The policy that for 18 years banned gay and bisexual troops from serving openly was officially lifted in September.

Speaking to The Associated Press, Amos said implementation had gone smoothly and that U.S. Marines had embraced the change.

“I'm very pleased with how it has gone,” Amos said, adding that not once was he asked in Afghanistan about the policy's end.

Using an anecdote about a female Marine introducing her lesbian partner to his wife, Bonnie, at a ball celebrating the birth of the Marine Corps, Amos noted that Marines were taking the change in stride.

“Bonnie just looked at them and said, 'Happy birthday ball. This is great. Nice to meet you,'” Amos said. “That is happening throughout the Marine Corps.”

Amos had previously objected to repeal of the law, going so far as to suggest that the distraction of openly gay troops might endanger the lives of Marines in combat.

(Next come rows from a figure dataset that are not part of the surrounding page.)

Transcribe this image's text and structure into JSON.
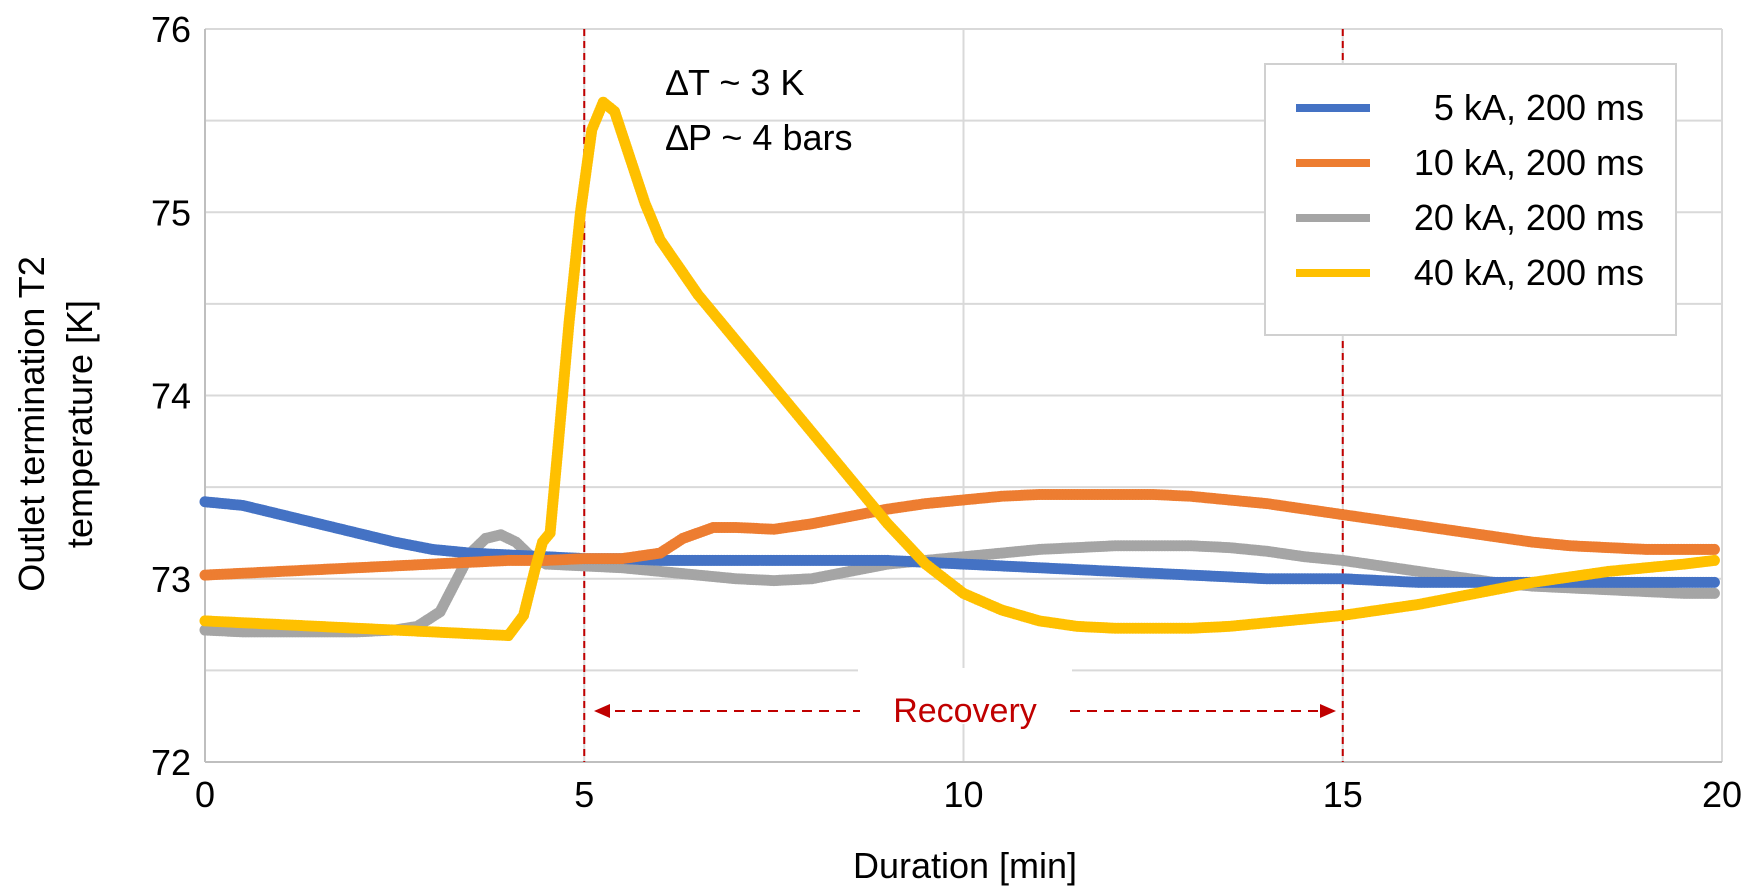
{
  "chart_data": {
    "type": "scatter",
    "xlabel": "Duration [min]",
    "ylabel_lines": [
      "Outlet termination T2",
      "temperature [K]"
    ],
    "xlim": [
      0,
      20
    ],
    "ylim": [
      72,
      76
    ],
    "x_ticks": [
      0,
      5,
      10,
      15,
      20
    ],
    "y_ticks": [
      72,
      73,
      74,
      75,
      76
    ],
    "grid": true,
    "legend_position": "top-right",
    "annotations": {
      "delta_t": "∆T ~ 3 K",
      "delta_p": "∆P ~ 4 bars",
      "recovery": "Recovery"
    },
    "reference_lines_x": [
      5,
      15
    ],
    "recovery_span": [
      5,
      15
    ],
    "series": [
      {
        "name": "5 kA, 200 ms",
        "color": "#4472C4",
        "points": [
          [
            0,
            73.42
          ],
          [
            0.5,
            73.4
          ],
          [
            1,
            73.35
          ],
          [
            1.5,
            73.3
          ],
          [
            2,
            73.25
          ],
          [
            2.5,
            73.2
          ],
          [
            3,
            73.16
          ],
          [
            3.5,
            73.14
          ],
          [
            4,
            73.13
          ],
          [
            4.5,
            73.12
          ],
          [
            5,
            73.11
          ],
          [
            5.5,
            73.11
          ],
          [
            6,
            73.1
          ],
          [
            6.5,
            73.1
          ],
          [
            7,
            73.1
          ],
          [
            7.5,
            73.1
          ],
          [
            8,
            73.1
          ],
          [
            8.5,
            73.1
          ],
          [
            9,
            73.1
          ],
          [
            9.5,
            73.09
          ],
          [
            10,
            73.08
          ],
          [
            10.5,
            73.07
          ],
          [
            11,
            73.06
          ],
          [
            11.5,
            73.05
          ],
          [
            12,
            73.04
          ],
          [
            12.5,
            73.03
          ],
          [
            13,
            73.02
          ],
          [
            13.5,
            73.01
          ],
          [
            14,
            73.0
          ],
          [
            14.5,
            73.0
          ],
          [
            15,
            73.0
          ],
          [
            15.5,
            72.99
          ],
          [
            16,
            72.98
          ],
          [
            16.5,
            72.98
          ],
          [
            17,
            72.98
          ],
          [
            17.5,
            72.98
          ],
          [
            18,
            72.98
          ],
          [
            18.5,
            72.98
          ],
          [
            19,
            72.98
          ],
          [
            19.5,
            72.98
          ],
          [
            19.9,
            72.98
          ]
        ]
      },
      {
        "name": "10 kA, 200 ms",
        "color": "#ED7D31",
        "points": [
          [
            0,
            73.02
          ],
          [
            0.5,
            73.03
          ],
          [
            1,
            73.04
          ],
          [
            1.5,
            73.05
          ],
          [
            2,
            73.06
          ],
          [
            2.5,
            73.07
          ],
          [
            3,
            73.08
          ],
          [
            3.5,
            73.09
          ],
          [
            4,
            73.1
          ],
          [
            4.5,
            73.1
          ],
          [
            5,
            73.11
          ],
          [
            5.5,
            73.11
          ],
          [
            6,
            73.14
          ],
          [
            6.3,
            73.22
          ],
          [
            6.7,
            73.28
          ],
          [
            7,
            73.28
          ],
          [
            7.5,
            73.27
          ],
          [
            8,
            73.3
          ],
          [
            8.5,
            73.34
          ],
          [
            9,
            73.38
          ],
          [
            9.5,
            73.41
          ],
          [
            10,
            73.43
          ],
          [
            10.5,
            73.45
          ],
          [
            11,
            73.46
          ],
          [
            11.5,
            73.46
          ],
          [
            12,
            73.46
          ],
          [
            12.5,
            73.46
          ],
          [
            13,
            73.45
          ],
          [
            13.5,
            73.43
          ],
          [
            14,
            73.41
          ],
          [
            14.5,
            73.38
          ],
          [
            15,
            73.35
          ],
          [
            15.5,
            73.32
          ],
          [
            16,
            73.29
          ],
          [
            16.5,
            73.26
          ],
          [
            17,
            73.23
          ],
          [
            17.5,
            73.2
          ],
          [
            18,
            73.18
          ],
          [
            18.5,
            73.17
          ],
          [
            19,
            73.16
          ],
          [
            19.5,
            73.16
          ],
          [
            19.9,
            73.16
          ]
        ]
      },
      {
        "name": "20 kA, 200 ms",
        "color": "#A5A5A5",
        "points": [
          [
            0,
            72.72
          ],
          [
            0.5,
            72.71
          ],
          [
            1,
            72.71
          ],
          [
            1.5,
            72.71
          ],
          [
            2,
            72.71
          ],
          [
            2.5,
            72.72
          ],
          [
            2.8,
            72.74
          ],
          [
            3.1,
            72.82
          ],
          [
            3.3,
            72.98
          ],
          [
            3.5,
            73.14
          ],
          [
            3.7,
            73.22
          ],
          [
            3.9,
            73.24
          ],
          [
            4.1,
            73.2
          ],
          [
            4.3,
            73.12
          ],
          [
            4.5,
            73.08
          ],
          [
            5,
            73.07
          ],
          [
            5.5,
            73.06
          ],
          [
            6,
            73.04
          ],
          [
            6.5,
            73.02
          ],
          [
            7,
            73.0
          ],
          [
            7.5,
            72.99
          ],
          [
            8,
            73.0
          ],
          [
            8.5,
            73.04
          ],
          [
            9,
            73.08
          ],
          [
            9.5,
            73.1
          ],
          [
            10,
            73.12
          ],
          [
            10.5,
            73.14
          ],
          [
            11,
            73.16
          ],
          [
            11.5,
            73.17
          ],
          [
            12,
            73.18
          ],
          [
            12.5,
            73.18
          ],
          [
            13,
            73.18
          ],
          [
            13.5,
            73.17
          ],
          [
            14,
            73.15
          ],
          [
            14.5,
            73.12
          ],
          [
            15,
            73.1
          ],
          [
            15.5,
            73.07
          ],
          [
            16,
            73.04
          ],
          [
            16.5,
            73.01
          ],
          [
            17,
            72.98
          ],
          [
            17.5,
            72.96
          ],
          [
            18,
            72.95
          ],
          [
            18.5,
            72.94
          ],
          [
            19,
            72.93
          ],
          [
            19.5,
            72.92
          ],
          [
            19.9,
            72.92
          ]
        ]
      },
      {
        "name": "40 kA, 200 ms",
        "color": "#FFC000",
        "points": [
          [
            0,
            72.77
          ],
          [
            0.5,
            72.76
          ],
          [
            1,
            72.75
          ],
          [
            1.5,
            72.74
          ],
          [
            2,
            72.73
          ],
          [
            2.5,
            72.72
          ],
          [
            3,
            72.71
          ],
          [
            3.5,
            72.7
          ],
          [
            4,
            72.69
          ],
          [
            4.2,
            72.8
          ],
          [
            4.35,
            73.05
          ],
          [
            4.45,
            73.2
          ],
          [
            4.55,
            73.25
          ],
          [
            4.65,
            73.7
          ],
          [
            4.8,
            74.4
          ],
          [
            4.95,
            75.0
          ],
          [
            5.1,
            75.45
          ],
          [
            5.25,
            75.6
          ],
          [
            5.4,
            75.55
          ],
          [
            5.6,
            75.3
          ],
          [
            5.8,
            75.05
          ],
          [
            6,
            74.85
          ],
          [
            6.5,
            74.55
          ],
          [
            7,
            74.3
          ],
          [
            7.5,
            74.05
          ],
          [
            8,
            73.8
          ],
          [
            8.5,
            73.55
          ],
          [
            9,
            73.3
          ],
          [
            9.5,
            73.08
          ],
          [
            10,
            72.92
          ],
          [
            10.5,
            72.83
          ],
          [
            11,
            72.77
          ],
          [
            11.5,
            72.74
          ],
          [
            12,
            72.73
          ],
          [
            12.5,
            72.73
          ],
          [
            13,
            72.73
          ],
          [
            13.5,
            72.74
          ],
          [
            14,
            72.76
          ],
          [
            14.5,
            72.78
          ],
          [
            15,
            72.8
          ],
          [
            15.5,
            72.83
          ],
          [
            16,
            72.86
          ],
          [
            16.5,
            72.9
          ],
          [
            17,
            72.94
          ],
          [
            17.5,
            72.98
          ],
          [
            18,
            73.01
          ],
          [
            18.5,
            73.04
          ],
          [
            19,
            73.06
          ],
          [
            19.5,
            73.08
          ],
          [
            19.9,
            73.1
          ]
        ]
      }
    ]
  }
}
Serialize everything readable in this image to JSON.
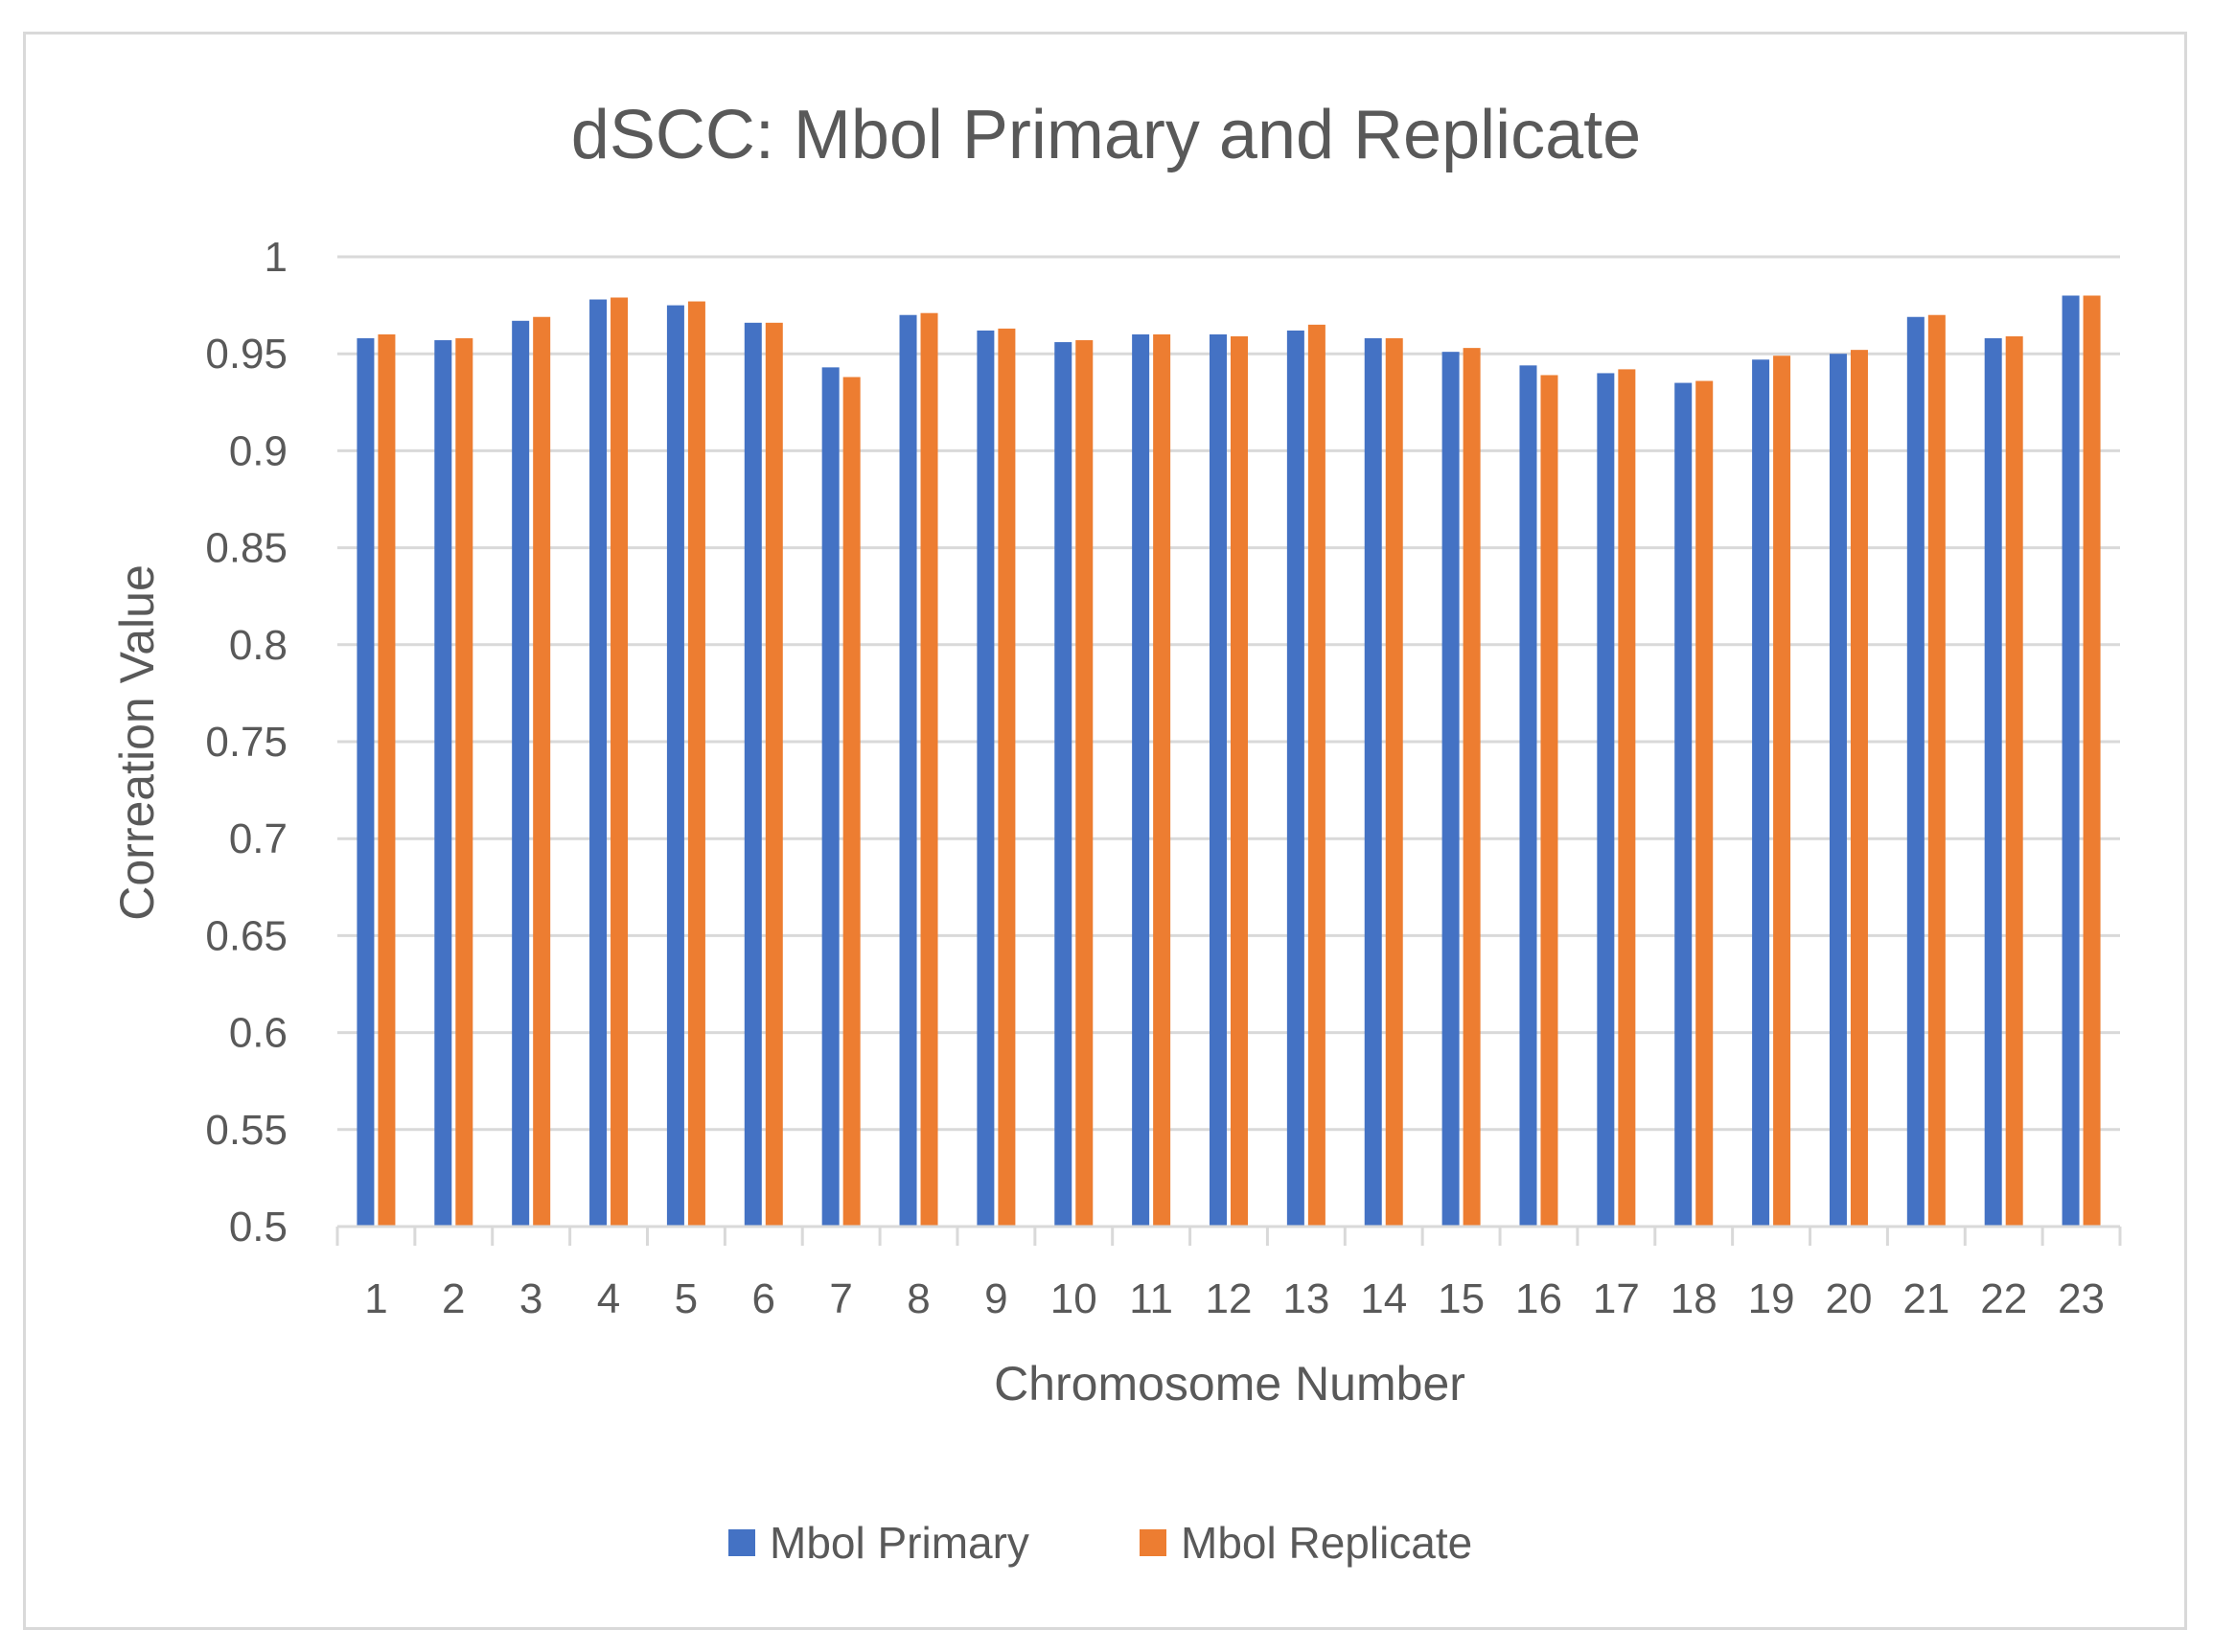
{
  "chart_data": {
    "type": "bar",
    "title": "dSCC: Mbol Primary and Replicate",
    "xlabel": "Chromosome Number",
    "ylabel": "Correation Value",
    "ylim": [
      0.5,
      1
    ],
    "yticks": [
      "0.5",
      "0.55",
      "0.6",
      "0.65",
      "0.7",
      "0.75",
      "0.8",
      "0.85",
      "0.9",
      "0.95",
      "1"
    ],
    "grid": true,
    "legend_position": "bottom",
    "categories": [
      "1",
      "2",
      "3",
      "4",
      "5",
      "6",
      "7",
      "8",
      "9",
      "10",
      "11",
      "12",
      "13",
      "14",
      "15",
      "16",
      "17",
      "18",
      "19",
      "20",
      "21",
      "22",
      "23"
    ],
    "series": [
      {
        "name": "Mbol Primary",
        "color": "#4472c4",
        "values": [
          0.958,
          0.957,
          0.967,
          0.978,
          0.975,
          0.966,
          0.943,
          0.97,
          0.962,
          0.956,
          0.96,
          0.96,
          0.962,
          0.958,
          0.951,
          0.944,
          0.94,
          0.935,
          0.947,
          0.95,
          0.969,
          0.958,
          0.98
        ]
      },
      {
        "name": "Mbol Replicate",
        "color": "#ed7d31",
        "values": [
          0.96,
          0.958,
          0.969,
          0.979,
          0.977,
          0.966,
          0.938,
          0.971,
          0.963,
          0.957,
          0.96,
          0.959,
          0.965,
          0.958,
          0.953,
          0.939,
          0.942,
          0.936,
          0.949,
          0.952,
          0.97,
          0.959,
          0.98
        ]
      }
    ]
  }
}
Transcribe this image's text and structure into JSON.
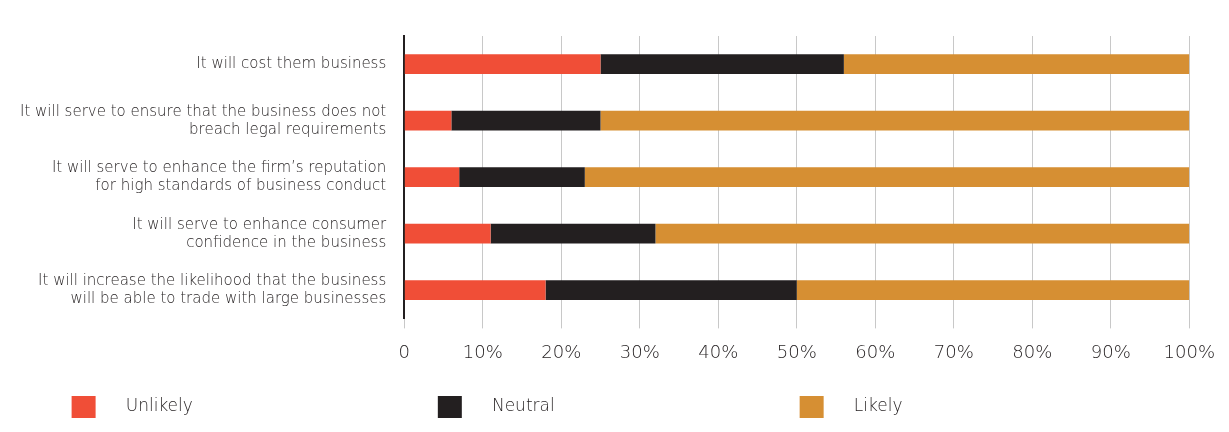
{
  "chart_data": {
    "type": "bar",
    "orientation": "horizontal",
    "stacked": true,
    "categories": [
      "It will cost them business",
      "It will serve to ensure that the business does not\nbreach legal requirements",
      "It will serve to enhance the firm’s reputation\nfor high standards of business conduct",
      "It will serve to enhance consumer\nconfidence in the business",
      "It will increase the likelihood that the business\nwill be able to trade with large businesses"
    ],
    "series": [
      {
        "name": "Unlikely",
        "color": "#f04e37",
        "values": [
          25,
          6,
          7,
          11,
          18
        ]
      },
      {
        "name": "Neutral",
        "color": "#231f20",
        "values": [
          31,
          19,
          16,
          21,
          32
        ]
      },
      {
        "name": "Likely",
        "color": "#d68f33",
        "values": [
          44,
          75,
          77,
          68,
          50
        ]
      }
    ],
    "xlim": [
      0,
      100
    ],
    "xticks": [
      {
        "value": 0,
        "label": "0"
      },
      {
        "value": 10,
        "label": "10%"
      },
      {
        "value": 20,
        "label": "20%"
      },
      {
        "value": 30,
        "label": "30%"
      },
      {
        "value": 40,
        "label": "40%"
      },
      {
        "value": 50,
        "label": "50%"
      },
      {
        "value": 60,
        "label": "60%"
      },
      {
        "value": 70,
        "label": "70%"
      },
      {
        "value": 80,
        "label": "80%"
      },
      {
        "value": 90,
        "label": "90%"
      },
      {
        "value": 100,
        "label": "100%"
      }
    ],
    "grid": "x",
    "legend": "bottom"
  }
}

“Mistakes and inattention or distractions cost Marines lives,” he said during an interview with the military's Stars and Stripes. “That's the currency of this fight.”

“I take that very, very seriously,” Amos added. “I don't want to lose any Marines to that distraction. I don't want to have any Marines that I'm visiting at Bethesda [National Naval Medical Center, in Maryland] with no legs be the results of any type of distraction.”